Серебряное Солнце, Иордания

Кора Персефона
За последние несколько лет мы побывали в доброй дюжине стран, и далеких от России, и близких к нам, но одно было неизменным – каждый раз казалось, что мы отправлялись в путешествие не в другую страну, а на другую планету. Вернее, это чувство появлялось, когда мы выходили из аэропортов. Окутывал ли нас теплый, загадочный вечер на Маврикии, более близкий первозданной природе, чем современной цивилизации, или встречал хмурый пражский день, похожий, и не похожий в одно и то же время на все хмурые дни во всех других городах Европы, сразу же появлялось ощущение открытия нового мира. Мы словно проходили через некую мистическую дверь, чтобы оказаться в другом измерении.   

Да так оно и было, если вдуматься.

Для маврикийцев самое важное место на Земле – родной остров, окруженный океаном, их повседневная реальность ни в чем не похожа на бытие тех же пражан, которым было бы очень трудно понять уклад жизни людей на крошечном кусочке суши, возникшем среди колоссальной массы не всегда дружелюбной воды. Да, я думаю, сознание людей, или их общее бессознательное, определяет окружающий этих  людей мир. Не говоря уж о том, что каждый из нас живет в своей собственной вселенной. Мы путешествуем из одной реальности в другую; нужно всего лишь позволить себе понять это. Каждому из нас светит его или ее собственное неповторимое Солнце, каждый человек мечтает, глядя на свою собственную неповторимую Луну.
 
Как бы то ни было, путешествия меняли нас. Мне казалось, что всякий раз я возвращалась домой другой, новой. У нас появился новый опыт – восприятия Земли как планеты, по чьей-то воле возникшей в Космосе.

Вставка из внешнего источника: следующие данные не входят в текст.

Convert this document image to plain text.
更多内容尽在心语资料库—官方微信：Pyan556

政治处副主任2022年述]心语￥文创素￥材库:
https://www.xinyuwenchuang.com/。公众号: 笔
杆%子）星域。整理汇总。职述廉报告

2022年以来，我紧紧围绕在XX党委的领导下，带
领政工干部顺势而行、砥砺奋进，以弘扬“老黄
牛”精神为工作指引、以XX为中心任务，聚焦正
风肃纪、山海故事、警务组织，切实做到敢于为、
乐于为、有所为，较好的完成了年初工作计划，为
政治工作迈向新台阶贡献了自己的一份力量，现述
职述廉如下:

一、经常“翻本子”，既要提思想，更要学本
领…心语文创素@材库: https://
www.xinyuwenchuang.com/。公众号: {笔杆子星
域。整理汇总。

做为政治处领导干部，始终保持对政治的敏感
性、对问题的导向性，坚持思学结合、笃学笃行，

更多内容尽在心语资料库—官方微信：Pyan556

Я смотрела на древние горы, бывшие то громадами раскаленного камня, то обманчиво  укрытые тропическими лесами, слушала вкрадчивое, неослабевающее ни днем, ни ночью пение пустынь, ощущала дыхание Земли, отдававшееся легкой дрожью на поверхности, наблюдала ее движение, когда Солнце стремительно скрывалось за горизонтом, уступая место Луне, подставляла лицо дождям, любовалась звездами в бесконечном сине-черном небе и не могла не задаваться вопросом – кто все это создал? Чьи мы?

Иногда во время ночных перелетов над горами с высоты вдруг можно увидеть глубоко внизу россыпь огоньков. Там в низине живут люди. А совсем рядом со мной в иллюминаторе – Луна, та же Луна, которую увидят жители этого затерявшегося поселения, если поднимут лицо к ночному небу, скрывшему от них до рассвета окружившие их величественные горы. Но какой они увидели бы ее? Смогли бы они представить себе жизнь на равнине, под небом, полным стремительно мчащихся друг за дружкой низких облаков, там, где горизонт далеко-далеко, а ветер не терпит преград и даже в городах вольно мчится по улицам и проспектам, дразня людей?

Во всех странах в сельской местности детвора обязательно машет проезжающим мимо автобусам с туристами. Иногда – бурно, с  восторгом, иногда – робко, застенчиво. Если не полениться и помахать малышне в ответ, они расплываются в улыбках, неизменно щербатых – во всех мирах нашей планеты дети одинаково теряют молочные зубки.

Интеллигентный, прекрасно образованный на европейский лад гид на Шри-Ланке, уроженец этого райского острова, поведал нам, что ему часто приходится прогонять из садика своего дома безобразничающих обезьян. «Гоняю их палкой», - говорил он.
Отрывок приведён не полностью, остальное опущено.